Examining Access to Higher Education through Study Abroad

As I am writing my first blog post, I am still in Amherst, surrounded by all the familiar faces and places I’ve come to know, care for, and love in my past two years. I’m just one day away from the beginning of my fall semester and the beginning of my travels to a whole other country for the first time in my life. Within this day alone I’ve felt so much excitement, sadness, optimism, and genuine fear. Upon disclosing all of my increasingly overwhelming feelings to a dear friend, I was reminded of my journey to Amherst and all of the overwhelming feelings I had then.

My first year at Amherst began with the longest and most exhausting flights I have ever been on. After, I had to undergo the particular stress that is the Peter Pan Bus line to arrive late at night in my then unfamiliar first-year dorm. I cleaned my room, unpacked my suitcases, and went to sleep as soon as I could. When I woke up the next day, I was greeted by startling and aggressively peppy Orientation Leaders who peppered the quad with a belated welcome for me, but one that was right on time for others in my class and their families. The moments of joy students and their families had during move-in made real for me the intense emotion I was holding on to since beginning my travels to Amherst. I had been feeling fear and excitement and loneliness and uncertainty and, above all else, confoundment.

My journey to Amherst did not begin with my flights prior to my first fall. Instead, my journey began seven years prior with my admittance to the San Antonio Young Women’s Leadership Academy (YWLA), an all-girls college-preparatory charter school. The YWLA provided me with experiences and opportunities I otherwise would not have had at the public schools in my zip code and is one of the biggest reasons why I am at Amherst currently. My time at the YWLA was difficult and, even though it was a college-preparatory school, there were often times I doubted that I would actually make it to college.

What I realized during my physical travel to Amherst was that I had, indeed, “made it” to college. I was finally doing what my family, my community, and I had been striving for and preparing for during my seven years at the YWLA and it scared me more than I had ever been scared in my life.

Lea overlooking a valley in Amherst

Lea at the beginning of her second year at Amherst.

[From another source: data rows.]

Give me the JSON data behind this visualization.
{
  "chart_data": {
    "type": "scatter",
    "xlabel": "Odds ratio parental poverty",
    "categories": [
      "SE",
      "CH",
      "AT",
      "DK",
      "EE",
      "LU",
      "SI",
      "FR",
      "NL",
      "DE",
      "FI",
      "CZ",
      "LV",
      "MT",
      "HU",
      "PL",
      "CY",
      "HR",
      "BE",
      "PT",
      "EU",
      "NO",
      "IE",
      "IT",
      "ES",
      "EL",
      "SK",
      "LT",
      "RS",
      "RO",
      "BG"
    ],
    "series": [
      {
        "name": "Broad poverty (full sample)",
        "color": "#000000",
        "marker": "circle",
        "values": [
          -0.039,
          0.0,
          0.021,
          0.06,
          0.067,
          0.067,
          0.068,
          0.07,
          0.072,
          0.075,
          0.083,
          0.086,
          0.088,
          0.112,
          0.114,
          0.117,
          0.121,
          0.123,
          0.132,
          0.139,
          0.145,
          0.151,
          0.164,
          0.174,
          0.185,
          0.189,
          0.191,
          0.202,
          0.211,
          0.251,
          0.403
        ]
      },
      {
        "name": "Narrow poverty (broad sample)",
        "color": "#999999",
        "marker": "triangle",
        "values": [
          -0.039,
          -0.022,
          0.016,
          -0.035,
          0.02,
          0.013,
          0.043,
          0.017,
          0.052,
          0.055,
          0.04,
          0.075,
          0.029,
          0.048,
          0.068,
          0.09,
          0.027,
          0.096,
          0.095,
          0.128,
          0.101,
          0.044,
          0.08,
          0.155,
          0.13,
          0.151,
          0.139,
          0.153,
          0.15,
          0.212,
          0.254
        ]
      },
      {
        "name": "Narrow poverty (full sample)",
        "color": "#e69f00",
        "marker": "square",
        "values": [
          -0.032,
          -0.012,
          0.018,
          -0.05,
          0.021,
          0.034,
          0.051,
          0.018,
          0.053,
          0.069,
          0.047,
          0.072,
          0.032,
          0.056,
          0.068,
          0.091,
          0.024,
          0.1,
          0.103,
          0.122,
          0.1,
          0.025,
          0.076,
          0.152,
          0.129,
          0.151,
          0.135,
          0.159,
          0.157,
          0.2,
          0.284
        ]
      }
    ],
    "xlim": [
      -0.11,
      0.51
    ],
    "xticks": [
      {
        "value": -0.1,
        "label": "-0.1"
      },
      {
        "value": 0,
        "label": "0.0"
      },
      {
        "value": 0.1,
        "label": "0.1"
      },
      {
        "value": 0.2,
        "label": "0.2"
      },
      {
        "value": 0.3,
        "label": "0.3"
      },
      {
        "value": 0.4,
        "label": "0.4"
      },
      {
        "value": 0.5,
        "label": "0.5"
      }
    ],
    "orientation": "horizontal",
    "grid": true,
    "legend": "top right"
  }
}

All of that is to say I’ve spent two years at Amherst and have continued to “make it.” My flights to Amherst were a culmination of confoundment and fear of the uncertainty of where I was goingMe at the beginning of my second year at Amherst

and now, with some of the same family and community that it took to get me to Amherst and some new family, community, and self, I am faced with the same confoundment and fear I felt when I flew to Amherst for my first year. I’m afraid because I feel like I am embarking on another first-year with a dreaded flight I’m taking on my own with only some suitcases and the unknown, and I’m utterly confounded because I’m traveling outside of the country for the first time in my life to study at another institution. It is amazing to think about the times I thought that I wouldn’t even get to college and to know that I’m about to study abroad with so much institutional support.

But it would be careless of me to go abroad without recognizing the immense amount of support at home and at Amherst that have contributed to my “making it.” My family at home, the YWLA, my friends at Amherst, and the Center for Diversity and Student Leadership (CDSL) have all uplifted me such that I can face the unknown time and time again.

But, as much as my story is about love, support, and a lot of confoundment, it is equally about access to higher education.

 Without seven years at a college-preparatory charter school, I don’t believe that I would be gearing up to study abroad as a student at one of the top liberal arts colleges in the United States. I had the privilege of access to an education far superior to what I would have received had I gone to the public schools in my neighborhood- which prepared me to be an Amherst student, much like those of my Amherst peers that went to private schools for much of their lives. My story is about the reality of unequal access to institutions of higher education that is perpetuated in the admissions process of top institutions throughout the United States.

 To this point, Shawna Chen ’20 and Natalie De Rosa ’21 of The Amherst Student wrote afour-part series examining admissions at Amherst” throughout which wealth disparity at Amherst, the impact of athletics on admission, legacy applicants, and the experiences of low-income students on campus were examined. Chen and De Rosa’s series is illuminating and demonstrated the importance of continuing to think about and do work surrounding unequal access to institutions of higher education. To this point, I decided to take my time in London as an opportunity to examine the English system of higher education and its issues of access.

I do not yet know the exact focus my blog will have, but I want to highlight the experiences of low-income students and other non-traditional students at English institutions of higher education. Ultimately, I would like to compare the experiences of non-traditional students at English schools to my own as a First-Generation and low-income student.

For now, I will sign off on my blog and try to enjoy my last day at Amherst while also hectically packing and preparing for more excitement and confoundment.